For years, MHS built its reputation among local stakeholders—notably as a grantee reporting to grant funders, or a contractor working with state or country contract-holders for mental health, substance use, drug court, corrections, re-entry services, and the like. This made MHS an expert on delivering service data and making the case for the funding of its 90-plus community based programs with a relatively narrow range of specialty stakeholders. These stakeholders could “connect the dots” between each program and MHS.
But this also meant that the general public and MHS program participants had virtually no awareness of MHS’ identity or role in essential community services. So, despite the fact that a local business journal ranked MHS as the fourth-largest non-profit provider in the San Diego area, Bond says that MHS and its board came to realize that “we were the biggest service provider that no one ever heard of.”
Deciding what to say publicly about MHS and how to say it effectively—an essential part of any sustainable fundraising— was a challenge. “The question was, how do we ‘go out’ and talk to the public?” says Bond. Internally, the MHS team recoiled at the thought of self-promotion, but soon found what it needed within the Benevon fundraising model. “That approach helped us realize that, as a company, we’re not saying ‘hey we’re wonderful’ but instead, ‘this is who we are, this is what we do, this is our passion and if you share that passion, join us.’ It was a direction and culture that we could take as our own.”
But developing the message still took a lot of work, she explains. “The reality is that a lot of our clients have addiction issues, have made multiple attempts at recovery, or have a history of incarceration. And, we can’t run away from that. So, we needed to find ways to say, ‘hey, these are our clients. They’ve got problems, but they’ve got strengths too.’”
Learning how to engage the public
Through a series of one-hour events, designed to provide interested members of the public a “point of entry” through which they could experience the MHS mission, MHS found its voice. MHS employees, volunteers, and occasionally MHS clients, told and retold their stories, translating the clinical facts of service into realities that could be appreciated by the public and local lawmakers.
“Because our service areas are so diverse, we sought to find a few common threads—to find ‘lenses’ through which members of the public could look at what MHS and its programs do. Using our Mission, we focused on three—individuals, families, and communities, and found stories to go along with them,” says Scott Suckow, vice president of community partnerships at MHS.
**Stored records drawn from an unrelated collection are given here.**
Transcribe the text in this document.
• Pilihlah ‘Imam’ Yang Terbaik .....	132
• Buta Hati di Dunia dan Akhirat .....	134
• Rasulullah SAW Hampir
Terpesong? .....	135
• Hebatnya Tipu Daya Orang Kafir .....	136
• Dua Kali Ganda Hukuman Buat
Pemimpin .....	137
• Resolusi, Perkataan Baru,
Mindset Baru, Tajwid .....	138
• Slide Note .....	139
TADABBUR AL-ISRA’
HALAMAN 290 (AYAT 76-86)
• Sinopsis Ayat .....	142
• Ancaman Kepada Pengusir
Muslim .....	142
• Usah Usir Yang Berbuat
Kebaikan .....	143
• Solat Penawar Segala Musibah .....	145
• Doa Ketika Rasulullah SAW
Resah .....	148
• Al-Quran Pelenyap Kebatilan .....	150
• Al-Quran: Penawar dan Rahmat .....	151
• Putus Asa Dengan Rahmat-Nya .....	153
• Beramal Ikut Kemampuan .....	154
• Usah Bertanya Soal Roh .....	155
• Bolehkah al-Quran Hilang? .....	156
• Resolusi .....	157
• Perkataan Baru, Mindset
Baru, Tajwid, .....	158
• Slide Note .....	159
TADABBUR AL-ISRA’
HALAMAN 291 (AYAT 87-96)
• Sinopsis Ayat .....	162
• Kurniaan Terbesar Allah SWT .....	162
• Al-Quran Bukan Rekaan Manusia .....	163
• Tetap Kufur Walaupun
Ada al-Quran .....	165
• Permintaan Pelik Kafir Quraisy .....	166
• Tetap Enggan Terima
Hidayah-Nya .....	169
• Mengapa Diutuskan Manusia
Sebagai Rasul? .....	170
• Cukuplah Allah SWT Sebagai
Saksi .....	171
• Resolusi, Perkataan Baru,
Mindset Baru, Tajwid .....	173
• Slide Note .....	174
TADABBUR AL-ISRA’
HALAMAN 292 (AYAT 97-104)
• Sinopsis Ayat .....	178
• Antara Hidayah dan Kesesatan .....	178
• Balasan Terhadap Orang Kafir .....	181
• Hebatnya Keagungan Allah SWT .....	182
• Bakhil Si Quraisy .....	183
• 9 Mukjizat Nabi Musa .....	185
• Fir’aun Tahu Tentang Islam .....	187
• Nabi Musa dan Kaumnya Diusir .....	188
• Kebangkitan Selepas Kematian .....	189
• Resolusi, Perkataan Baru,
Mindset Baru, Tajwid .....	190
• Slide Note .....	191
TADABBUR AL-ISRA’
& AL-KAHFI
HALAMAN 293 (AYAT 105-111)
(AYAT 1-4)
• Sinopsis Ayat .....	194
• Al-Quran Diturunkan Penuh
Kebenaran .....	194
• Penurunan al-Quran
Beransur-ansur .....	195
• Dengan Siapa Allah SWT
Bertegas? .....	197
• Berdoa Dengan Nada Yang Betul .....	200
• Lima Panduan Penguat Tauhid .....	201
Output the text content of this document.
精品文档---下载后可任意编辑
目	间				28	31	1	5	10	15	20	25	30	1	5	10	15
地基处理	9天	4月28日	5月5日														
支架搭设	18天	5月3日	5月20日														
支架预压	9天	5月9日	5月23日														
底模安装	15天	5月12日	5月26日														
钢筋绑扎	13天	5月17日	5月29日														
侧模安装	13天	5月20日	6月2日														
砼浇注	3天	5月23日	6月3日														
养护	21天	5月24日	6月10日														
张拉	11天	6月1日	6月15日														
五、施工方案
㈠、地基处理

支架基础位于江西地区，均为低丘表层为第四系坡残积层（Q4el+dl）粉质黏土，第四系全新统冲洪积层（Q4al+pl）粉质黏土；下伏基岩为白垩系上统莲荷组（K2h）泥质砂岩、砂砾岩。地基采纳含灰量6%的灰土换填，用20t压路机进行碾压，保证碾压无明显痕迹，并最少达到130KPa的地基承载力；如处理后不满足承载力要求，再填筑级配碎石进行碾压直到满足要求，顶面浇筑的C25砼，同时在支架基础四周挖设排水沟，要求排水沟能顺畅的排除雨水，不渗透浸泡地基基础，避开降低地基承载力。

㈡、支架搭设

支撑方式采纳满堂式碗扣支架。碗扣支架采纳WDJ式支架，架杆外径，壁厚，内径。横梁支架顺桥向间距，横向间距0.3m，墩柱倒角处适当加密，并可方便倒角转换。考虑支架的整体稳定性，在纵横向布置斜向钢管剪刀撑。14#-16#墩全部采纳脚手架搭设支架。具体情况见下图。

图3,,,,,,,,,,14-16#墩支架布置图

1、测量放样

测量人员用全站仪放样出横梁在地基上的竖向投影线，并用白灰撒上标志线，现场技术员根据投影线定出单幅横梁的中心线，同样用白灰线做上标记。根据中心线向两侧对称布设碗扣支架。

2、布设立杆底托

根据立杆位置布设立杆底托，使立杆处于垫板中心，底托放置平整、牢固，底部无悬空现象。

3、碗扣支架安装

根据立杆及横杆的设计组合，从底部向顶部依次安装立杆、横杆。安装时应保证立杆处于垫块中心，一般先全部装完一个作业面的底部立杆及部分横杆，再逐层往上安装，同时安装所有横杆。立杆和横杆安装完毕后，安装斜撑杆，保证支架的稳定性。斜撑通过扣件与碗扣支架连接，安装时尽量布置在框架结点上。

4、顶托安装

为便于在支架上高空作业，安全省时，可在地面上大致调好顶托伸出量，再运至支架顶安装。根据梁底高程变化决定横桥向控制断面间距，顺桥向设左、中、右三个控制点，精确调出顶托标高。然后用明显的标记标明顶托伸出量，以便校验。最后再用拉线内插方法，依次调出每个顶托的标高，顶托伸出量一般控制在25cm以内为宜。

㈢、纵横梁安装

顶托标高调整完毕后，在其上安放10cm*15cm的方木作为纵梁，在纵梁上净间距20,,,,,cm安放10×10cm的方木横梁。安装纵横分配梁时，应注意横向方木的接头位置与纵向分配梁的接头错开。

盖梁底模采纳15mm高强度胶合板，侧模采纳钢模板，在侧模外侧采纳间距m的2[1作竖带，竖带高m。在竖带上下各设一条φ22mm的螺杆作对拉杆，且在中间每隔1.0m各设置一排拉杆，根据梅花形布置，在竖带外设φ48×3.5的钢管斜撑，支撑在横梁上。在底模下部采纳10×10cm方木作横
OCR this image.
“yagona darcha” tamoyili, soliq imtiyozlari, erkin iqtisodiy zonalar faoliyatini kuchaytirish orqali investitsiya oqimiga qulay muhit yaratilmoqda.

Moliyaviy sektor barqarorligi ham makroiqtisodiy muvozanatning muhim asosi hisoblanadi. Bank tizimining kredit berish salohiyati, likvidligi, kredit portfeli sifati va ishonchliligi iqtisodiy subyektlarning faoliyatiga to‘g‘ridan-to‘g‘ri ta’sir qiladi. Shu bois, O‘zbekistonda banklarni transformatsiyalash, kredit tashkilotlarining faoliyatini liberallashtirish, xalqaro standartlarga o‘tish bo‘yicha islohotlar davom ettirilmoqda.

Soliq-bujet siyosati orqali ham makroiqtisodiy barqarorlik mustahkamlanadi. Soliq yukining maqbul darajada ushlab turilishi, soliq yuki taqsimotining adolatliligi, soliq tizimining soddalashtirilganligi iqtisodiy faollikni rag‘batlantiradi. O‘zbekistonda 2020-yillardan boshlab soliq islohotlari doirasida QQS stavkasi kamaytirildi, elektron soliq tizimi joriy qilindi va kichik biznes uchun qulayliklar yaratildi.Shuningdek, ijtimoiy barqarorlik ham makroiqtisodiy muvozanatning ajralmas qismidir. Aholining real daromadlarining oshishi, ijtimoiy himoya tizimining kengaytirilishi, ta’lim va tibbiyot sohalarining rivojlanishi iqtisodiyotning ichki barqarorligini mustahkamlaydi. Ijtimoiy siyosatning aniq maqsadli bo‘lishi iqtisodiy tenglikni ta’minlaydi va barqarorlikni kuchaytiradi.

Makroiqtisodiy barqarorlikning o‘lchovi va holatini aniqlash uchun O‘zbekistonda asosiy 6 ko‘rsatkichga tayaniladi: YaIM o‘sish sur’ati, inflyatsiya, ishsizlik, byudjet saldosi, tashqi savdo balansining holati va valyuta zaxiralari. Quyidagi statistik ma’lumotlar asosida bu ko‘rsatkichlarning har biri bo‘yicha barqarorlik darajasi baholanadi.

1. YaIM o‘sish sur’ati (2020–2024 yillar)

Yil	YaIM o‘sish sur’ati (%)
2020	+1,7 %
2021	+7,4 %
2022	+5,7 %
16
Often, Suckow explains, “a story starts out with a myth, like that people think it’s too expensive to treat the mentally ill, but in reality, treatment costs less than half the cost of hospitalization or incarceration—so we seek to demystify and explain the myth. Then, the stories tell about what life was like before, how a client was living, what services or help an MHS program provided, and then a discussion of where they are today. Each story concludes with a description of an unmet need and considers what could be done if there were dollars available to meet that need.”
The benefits of public engagement
Though the financial proceeds of its fundraising program have been relatively modest so far (in the five figures), MHS leaders have put the money to work as they had hoped—to fill in service gaps and jumpstart new initiatives.